Friday, June 3, 2011


WHY, OH WHY, do people name a child one name and call him/her by another name? I know how confusing it was for me to be called one name at school and another name at home and I have written about it on the blog. But more than that, I dislike nicknames.

This week I received a birth announcement and the baby is named Kristiana but the note with it stated, "But we're going to call her Krissy." I have a suggestion: why not call her Kristiana?

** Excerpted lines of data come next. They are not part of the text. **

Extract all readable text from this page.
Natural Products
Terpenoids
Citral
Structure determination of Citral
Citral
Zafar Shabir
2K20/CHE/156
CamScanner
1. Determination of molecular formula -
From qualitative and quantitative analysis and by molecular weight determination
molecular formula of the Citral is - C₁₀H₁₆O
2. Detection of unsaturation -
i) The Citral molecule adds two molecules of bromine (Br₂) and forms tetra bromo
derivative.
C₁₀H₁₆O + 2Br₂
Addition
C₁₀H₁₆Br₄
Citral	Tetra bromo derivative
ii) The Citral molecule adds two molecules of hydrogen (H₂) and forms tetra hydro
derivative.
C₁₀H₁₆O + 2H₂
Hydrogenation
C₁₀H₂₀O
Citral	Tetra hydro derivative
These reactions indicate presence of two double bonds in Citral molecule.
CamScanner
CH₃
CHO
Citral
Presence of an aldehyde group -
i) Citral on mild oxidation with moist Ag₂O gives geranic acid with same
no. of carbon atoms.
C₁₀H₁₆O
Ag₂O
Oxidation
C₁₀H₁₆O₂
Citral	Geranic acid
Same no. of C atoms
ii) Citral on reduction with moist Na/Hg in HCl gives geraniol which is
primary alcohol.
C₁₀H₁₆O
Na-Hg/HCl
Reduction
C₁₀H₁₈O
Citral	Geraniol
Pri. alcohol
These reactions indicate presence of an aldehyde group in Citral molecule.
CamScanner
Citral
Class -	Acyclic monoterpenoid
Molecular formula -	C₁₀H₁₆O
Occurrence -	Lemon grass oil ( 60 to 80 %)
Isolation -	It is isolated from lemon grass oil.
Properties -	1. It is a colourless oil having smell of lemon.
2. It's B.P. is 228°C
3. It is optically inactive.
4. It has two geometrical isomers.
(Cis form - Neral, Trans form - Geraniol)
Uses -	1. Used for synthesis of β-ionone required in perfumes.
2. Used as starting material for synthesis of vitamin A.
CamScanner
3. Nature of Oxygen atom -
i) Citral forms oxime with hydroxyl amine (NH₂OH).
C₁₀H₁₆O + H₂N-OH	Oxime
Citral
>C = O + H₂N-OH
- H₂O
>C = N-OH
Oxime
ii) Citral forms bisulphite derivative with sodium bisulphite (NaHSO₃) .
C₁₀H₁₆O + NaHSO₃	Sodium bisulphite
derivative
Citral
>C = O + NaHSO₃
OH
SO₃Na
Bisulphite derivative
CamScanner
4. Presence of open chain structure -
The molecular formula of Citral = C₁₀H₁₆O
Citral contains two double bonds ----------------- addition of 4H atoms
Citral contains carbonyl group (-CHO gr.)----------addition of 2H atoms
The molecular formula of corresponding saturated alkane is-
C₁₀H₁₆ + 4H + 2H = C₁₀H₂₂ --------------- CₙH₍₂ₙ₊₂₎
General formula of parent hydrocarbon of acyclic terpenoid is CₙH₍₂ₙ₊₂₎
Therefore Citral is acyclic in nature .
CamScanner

My first thought, "Oh, no, it's evidence of those horrible Kardashian creatures' influence!", and my second thought, "She's surely too young to remember "Three's Company" and the Suzanne Somers character "Krissy", but then I recalled that the mother's name and another daughter's name begins with "K" also! It's obviously a family tradition with the other daughter also burdened with a "cutesy" nickname.

When I was young, a family that lived down the road had at least eight children, and all of the children had "JEP" as their initials, as did the father. I can recall Jim, Jerry, Jackie, Jon, Jay, Jane, and Joey. [It had to be difficult to think of all those middle names starting with "E"!] The one in my class was inflicted as I was: he was called "Eddie" instead of his first name!

A friend of mine decided she wanted the names of her children to be "genderless" and "un-nick-nameable"; thus her daughters have the names of Dorsey and Kelsey.

There are definite pitfalls of naming "after" someone: there were a number of boys named "Franklin" in my generation and several with the full "Franklin Delano". The double-whammy on one of my classmates: Franklin Delano Knisley was called "Delano" instead of "Franklin"! In yesterday's obituaries was the name of "Douglas MacArthur Havens". I immediately felt sorry for him for having been saddled with that name all of his life. My mother's generation had a great number of guys named "Woody" and it was usually "Woodrow Wilson_____".

My mother hated naming "after" people and she refused to allow "Junior" to be attached, but two of my brothers bear my father's names: Kenneth and Velorus. [On second thought, I AM glad Bode had his nickname!] I remember the quote: "Naming a child Junior is a poor man's immortality."

I know several boys born in the 1960s named John who also became "John-John"; after a reporter who misheard JFK say "John" and "John" in rapid succession and inferred that John F. Kennedy, Jr. was called "John-John". Although he was often referred to as "John-John" in the media, he was not called "John-John" by his family. He was always "John" as his father was nicknamed "Jack". Caroline named her son Jack.

It disturbs me when people who use "II" improperly instead of "Jr.". When I asked one of my husband's nephews why he had named his son "the Second" instead of the proper "Junior", it caused some ill feelings. He thinks it sounds "better". I told him that it is only correct to name a child "THE SECOND" if he is named the exact name of his PATERNAL GRANDFATHER or PATERNAL UNCLE. I told him that his child should be named "JUNIOR" because he bears his exact name. I gave him examples: Robert F. Kennedy, Jr. is the son of Robert F. Kennedy; Joseph P. Kennedy II is also Robert F. Kennedy's son, but he is named for Robert F. Kennedy's father Joseph P. Kennedy AND his brother Joseph P. Kennedy, Jr.

My advice about naming children: think of a name that will be good for a President of the United States.


Arminta said...

I love you Sue, but I wonder if it's a good idea to insult someone's name or their intellect when it comes to how it was chosen. I know when naming my children it was a big decision. Bill and I both liked the name Clark, but for different reasons. Mine was an influence of Hollywood and his of course, comic books. We could have gone with the obvious middle name choices of Gable or Kent, but we decided not to do that to him and chose Ryan. When trying to name our daughter I wanted to name her Roxie after my aunt who had always been so good to me, but Bill didn't agree and we settled on Roxanne as her middle name. After all Cassie Roxie would have been a double "cutsie" name and just wouldn't work. Her real name is actually Cassie, not Cassandra, although we sometimes call her that just joking around and of course Cassandra sounds much more Presidential, so we may or may not have a problem there someday! On that note though, you never really know what may "sound" presidential in 50 years, for example, Harry is a good strong name from the past that many consider Presidential, but as slang came about over the years it has proven to be less so if your last name happens to be Peters, or Butts, or Heiny for example. And you could even give your baby a good strong stoic and family name like Barack Hussein Obama, and it may still turn out to cause a stir when he runs for President. You just never know. Of course all of this is coming from someone named Arminta;)

Mona Lisa said...

How would you like to be named Mona Lisa?